There are excellent crime novels, and then there’s The Silence of the Lambs – On the step above all others. This is a book that isn’t afraid to take time to explore the murderer’s motives and characteristics, supporting characters, and an engaging plot.
All this while building a now-infamous villain, Hannibal Lecter.
Despite spending the majority of his time behind bars, Lecter is the main focus of the story, with the storyline villain being a skin-wearing man/woman who takes a backseat throughout. That’s not to say that Buffalo Bill isn’t terrifying, because he is. Still, it’s evident from the start, he won’t live to see another novel.
This is a dark psychological thriller that focuses intently on the motives, and mental approach of Buffalo Bill. As Lecter, a former practitioner of psychology is the one offering advice, it tends to be of a disturbing nature.
Hot on Bill’s case is cop-in-training Clarice Sterling. Still, in police academy (not that one) she’s far from the finished product. It’s these elements of greenness (is that the right term?) that make her so endearing, and vulnerable.
The title The Silence of the Lambs is based on a nightmare that Clarice agonises over. One in which she ran away with her horse before it could be put to sleep.
In her escape, she could hear the lambs going to slaughter. Dr Lecter suggests that the Lambs in her head will never be silent – a recurrent nightmare; hence the title.
Buffalo Bill is based partly on Ed Gein, who created a top out of human skin, and Ted Bundy, who faked injury or a need for help to lure his victims over before subduing them.
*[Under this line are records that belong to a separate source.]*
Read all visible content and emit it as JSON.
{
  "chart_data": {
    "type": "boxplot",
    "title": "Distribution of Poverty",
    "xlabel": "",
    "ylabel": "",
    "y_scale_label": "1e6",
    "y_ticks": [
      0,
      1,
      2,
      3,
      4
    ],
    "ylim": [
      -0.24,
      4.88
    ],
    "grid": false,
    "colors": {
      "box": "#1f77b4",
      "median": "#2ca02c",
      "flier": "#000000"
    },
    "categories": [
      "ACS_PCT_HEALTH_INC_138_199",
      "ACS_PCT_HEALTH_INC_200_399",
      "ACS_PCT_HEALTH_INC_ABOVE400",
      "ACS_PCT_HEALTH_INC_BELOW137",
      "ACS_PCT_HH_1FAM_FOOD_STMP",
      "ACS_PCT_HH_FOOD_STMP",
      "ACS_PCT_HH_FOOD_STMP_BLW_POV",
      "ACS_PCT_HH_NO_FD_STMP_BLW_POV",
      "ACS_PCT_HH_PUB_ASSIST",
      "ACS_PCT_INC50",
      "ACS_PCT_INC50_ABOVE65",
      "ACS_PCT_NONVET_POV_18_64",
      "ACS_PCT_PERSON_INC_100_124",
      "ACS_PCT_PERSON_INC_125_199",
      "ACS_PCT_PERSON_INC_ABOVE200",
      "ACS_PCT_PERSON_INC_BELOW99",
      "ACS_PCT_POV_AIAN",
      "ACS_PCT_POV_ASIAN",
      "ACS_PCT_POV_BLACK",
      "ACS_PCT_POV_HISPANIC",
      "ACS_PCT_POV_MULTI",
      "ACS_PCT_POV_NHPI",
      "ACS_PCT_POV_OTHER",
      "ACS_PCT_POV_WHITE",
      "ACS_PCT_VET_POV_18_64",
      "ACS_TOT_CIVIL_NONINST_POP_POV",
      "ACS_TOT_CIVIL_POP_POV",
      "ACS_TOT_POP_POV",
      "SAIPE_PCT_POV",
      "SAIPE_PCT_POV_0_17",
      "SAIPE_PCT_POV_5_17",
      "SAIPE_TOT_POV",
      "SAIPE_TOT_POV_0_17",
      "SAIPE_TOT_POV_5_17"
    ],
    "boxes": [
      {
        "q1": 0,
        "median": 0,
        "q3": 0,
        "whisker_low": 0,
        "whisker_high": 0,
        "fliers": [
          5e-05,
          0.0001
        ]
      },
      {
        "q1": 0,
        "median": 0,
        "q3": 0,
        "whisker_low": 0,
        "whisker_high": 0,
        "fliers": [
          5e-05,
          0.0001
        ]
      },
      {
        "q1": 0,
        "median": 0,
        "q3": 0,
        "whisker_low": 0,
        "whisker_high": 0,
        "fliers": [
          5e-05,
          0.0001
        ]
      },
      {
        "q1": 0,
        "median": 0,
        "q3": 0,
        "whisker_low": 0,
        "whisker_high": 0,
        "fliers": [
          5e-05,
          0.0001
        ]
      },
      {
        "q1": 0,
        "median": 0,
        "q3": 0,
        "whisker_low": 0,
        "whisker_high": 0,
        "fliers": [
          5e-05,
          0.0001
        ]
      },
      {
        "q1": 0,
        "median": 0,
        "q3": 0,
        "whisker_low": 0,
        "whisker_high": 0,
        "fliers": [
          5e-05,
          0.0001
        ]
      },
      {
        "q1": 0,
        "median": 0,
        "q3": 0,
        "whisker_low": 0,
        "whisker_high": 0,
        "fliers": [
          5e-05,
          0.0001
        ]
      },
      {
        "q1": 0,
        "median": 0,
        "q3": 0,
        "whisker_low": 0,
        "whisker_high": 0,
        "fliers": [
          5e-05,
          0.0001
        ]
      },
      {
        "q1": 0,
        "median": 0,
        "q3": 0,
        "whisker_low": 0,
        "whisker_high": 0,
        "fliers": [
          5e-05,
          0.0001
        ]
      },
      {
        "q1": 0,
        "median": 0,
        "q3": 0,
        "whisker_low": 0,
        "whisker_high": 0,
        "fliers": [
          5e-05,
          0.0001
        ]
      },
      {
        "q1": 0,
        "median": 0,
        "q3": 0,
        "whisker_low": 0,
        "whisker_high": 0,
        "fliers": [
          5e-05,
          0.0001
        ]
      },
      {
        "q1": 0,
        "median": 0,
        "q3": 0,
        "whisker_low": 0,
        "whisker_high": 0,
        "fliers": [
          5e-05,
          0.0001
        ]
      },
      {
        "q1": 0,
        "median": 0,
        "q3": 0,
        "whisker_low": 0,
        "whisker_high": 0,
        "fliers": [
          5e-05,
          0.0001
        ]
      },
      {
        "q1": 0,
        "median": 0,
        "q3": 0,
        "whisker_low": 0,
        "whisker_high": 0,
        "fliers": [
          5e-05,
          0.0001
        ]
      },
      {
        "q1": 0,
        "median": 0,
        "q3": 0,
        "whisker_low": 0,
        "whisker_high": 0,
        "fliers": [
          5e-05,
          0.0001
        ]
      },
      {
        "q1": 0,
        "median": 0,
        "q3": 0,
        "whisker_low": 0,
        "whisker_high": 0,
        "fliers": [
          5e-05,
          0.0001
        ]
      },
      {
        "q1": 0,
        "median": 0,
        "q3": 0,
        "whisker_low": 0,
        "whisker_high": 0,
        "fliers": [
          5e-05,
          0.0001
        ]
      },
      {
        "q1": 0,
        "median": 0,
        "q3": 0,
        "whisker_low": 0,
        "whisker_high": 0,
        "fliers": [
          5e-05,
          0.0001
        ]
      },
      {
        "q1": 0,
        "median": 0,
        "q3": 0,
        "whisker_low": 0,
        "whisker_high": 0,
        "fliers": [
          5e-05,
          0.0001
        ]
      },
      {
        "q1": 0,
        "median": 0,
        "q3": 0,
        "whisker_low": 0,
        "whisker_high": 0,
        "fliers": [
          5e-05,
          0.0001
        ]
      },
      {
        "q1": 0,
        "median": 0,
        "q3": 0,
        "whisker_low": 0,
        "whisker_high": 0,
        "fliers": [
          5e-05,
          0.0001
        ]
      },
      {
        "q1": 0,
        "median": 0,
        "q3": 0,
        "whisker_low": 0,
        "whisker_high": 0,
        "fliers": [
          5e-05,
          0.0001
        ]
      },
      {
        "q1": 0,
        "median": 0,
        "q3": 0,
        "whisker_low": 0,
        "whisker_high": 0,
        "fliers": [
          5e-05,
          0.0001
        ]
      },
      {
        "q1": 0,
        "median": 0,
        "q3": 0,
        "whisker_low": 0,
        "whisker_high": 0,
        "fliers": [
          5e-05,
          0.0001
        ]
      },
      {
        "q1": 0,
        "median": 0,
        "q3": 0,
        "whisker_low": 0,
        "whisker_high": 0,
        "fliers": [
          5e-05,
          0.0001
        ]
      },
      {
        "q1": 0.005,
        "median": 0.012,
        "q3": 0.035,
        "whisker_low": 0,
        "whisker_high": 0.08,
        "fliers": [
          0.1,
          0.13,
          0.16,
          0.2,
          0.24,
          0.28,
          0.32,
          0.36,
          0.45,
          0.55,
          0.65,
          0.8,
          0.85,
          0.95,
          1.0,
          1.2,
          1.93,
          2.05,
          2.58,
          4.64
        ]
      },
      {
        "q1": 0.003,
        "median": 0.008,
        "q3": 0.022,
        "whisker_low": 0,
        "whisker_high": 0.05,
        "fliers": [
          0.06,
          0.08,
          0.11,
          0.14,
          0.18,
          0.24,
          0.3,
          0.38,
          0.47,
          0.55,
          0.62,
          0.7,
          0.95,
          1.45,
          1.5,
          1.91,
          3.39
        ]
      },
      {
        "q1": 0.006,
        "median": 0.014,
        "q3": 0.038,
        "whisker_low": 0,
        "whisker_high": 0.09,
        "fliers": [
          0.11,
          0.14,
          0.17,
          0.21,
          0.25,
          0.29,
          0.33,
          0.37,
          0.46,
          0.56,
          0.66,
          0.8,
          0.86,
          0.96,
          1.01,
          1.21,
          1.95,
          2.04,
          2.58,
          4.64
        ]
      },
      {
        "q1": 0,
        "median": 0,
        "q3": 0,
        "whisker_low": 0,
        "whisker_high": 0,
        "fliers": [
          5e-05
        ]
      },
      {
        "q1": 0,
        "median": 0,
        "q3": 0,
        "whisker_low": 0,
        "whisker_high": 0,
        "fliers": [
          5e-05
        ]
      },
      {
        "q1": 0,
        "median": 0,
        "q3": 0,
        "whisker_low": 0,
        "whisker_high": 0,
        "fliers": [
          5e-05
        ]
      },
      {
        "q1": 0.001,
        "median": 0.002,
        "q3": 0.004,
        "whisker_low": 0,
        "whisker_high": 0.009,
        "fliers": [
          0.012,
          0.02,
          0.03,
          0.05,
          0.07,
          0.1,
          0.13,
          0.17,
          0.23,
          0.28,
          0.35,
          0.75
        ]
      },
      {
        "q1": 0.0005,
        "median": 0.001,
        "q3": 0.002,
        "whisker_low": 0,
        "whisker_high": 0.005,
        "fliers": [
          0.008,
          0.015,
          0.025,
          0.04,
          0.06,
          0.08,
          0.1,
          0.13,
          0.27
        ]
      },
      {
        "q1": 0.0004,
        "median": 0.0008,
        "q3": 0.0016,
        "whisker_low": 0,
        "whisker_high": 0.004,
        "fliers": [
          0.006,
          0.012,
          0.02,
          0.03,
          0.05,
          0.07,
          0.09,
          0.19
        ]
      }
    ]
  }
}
He’s also loosely based on Gary M. Heidnik, a man who kidnapped, tortured and raped six women, killing two.
A significant theme is transformation. Much like The Tooth Fairy in Red Dragon, Buffalo Bill is looking to transcend himself into something new. In this case, becoming a woman, in the sense of wearing a female body made from human skin – but more about that later.
He also places a death’s head moth into a few of the victim’s throats. This is further expanded on by his interest in their own metamorphosis from larva to moth.
His first victim, after killing his grandparents, Frederica Bimmel also wanted to undergo her own transformation. Due to her size, she believed that losing weight would make her more attractive, just as the pop-stars on her wall were.
Even when Gumb, Bill’s real name, captured her, and left her to starve in his pit, she still sent him love notes believing he loved her back. This shows the level of loneliness she suffered from, and how much change she needed to undergo to find a meaningful relationship.
Finally, Clarice is also going through a more linear change. She’s on course to become a qualified police officer, providing she passes all her exams. Due to work involving Lecter, and tracking Buffalo Bill, this goal takes a back seat, with Clarice showing greater empathy for the victims than her own desires.
It could also be paralleled with her own nightmares of the screaming lambs.
In a way, it makes sense that if she can bring the serial killer to justice, and possibly rescue the last victim, Catherine Martin, she’d be able to bring herself peace. However, Lecter warns her that this approach will always fail because it still doesn’t address her own internal conflicts.
Hannibal seems to be the only character content with who he is, but not necessarily where he is (in prison).
Clarice is often looked down upon for being a woman within a heavily male-environment. All those around her, especially her superiors, are men who have little respect for women.
Dr Chilton, head of the psychiatric facility housing Lecter, even comments on the reason why he feels Clarice was sent to see Lecter instead of a more skilled officer; “A young woman to ‘turn him on,’ I believe you call it. I don’t believe Lecter’s seen a woman in several years.”
Similarly, Clarice and Gumb are on opposite ends of the scale.
Clarice wants to be taken seriously as a female police officer, sick of men leering over her. In contrast, Gumb intends to become a woman, desired by those around him.
One of Gumb’s alternate motives could be his determination to become his mother.
She’s mentioned, through Lecter who had counselling sessions with Gumb prior, that she was an aspiring actress. This dream fell apart when she had baby Jame, often blaming him for her own failure. She’s seen as an alcoholic prostitute, who misspelt James on his birth certificate.
It wouldn’t be a stretch to think that by becoming a woman and imitating his mother, he could play the role he believes she should have.
Lecter mentions to Clarice that, “Billy [Buffalo Bill] was not born a criminal, but made one by years of systematic abuse.”
Another elevation in this book is the ability it gives the reader to see the world from both perspectives; crime fighter and criminal – all struggling with their own pains and aspirations.
My favourite part is definitely the scenes involving Hannibal inside of his mobile cage. I won’t spoil it, but it’s both deceptive and gruesome.
Thomas Harris has managed to build upon his first book, creating a villain that’s not only violently horrific but equally interesting. It’s no wonder Hannibal Lecter is now seen as a mainstay in the world of fictional killers.
The Silence of the Lambs is a highly-detailed piece that leaves little to the imagination on the visual aspect, but much to interpretation on a psychological level.
Having Lecter in a more significant role, compared to the previous book, he’s able to offer more insight into the character’s psyche, including that of Clarice’s.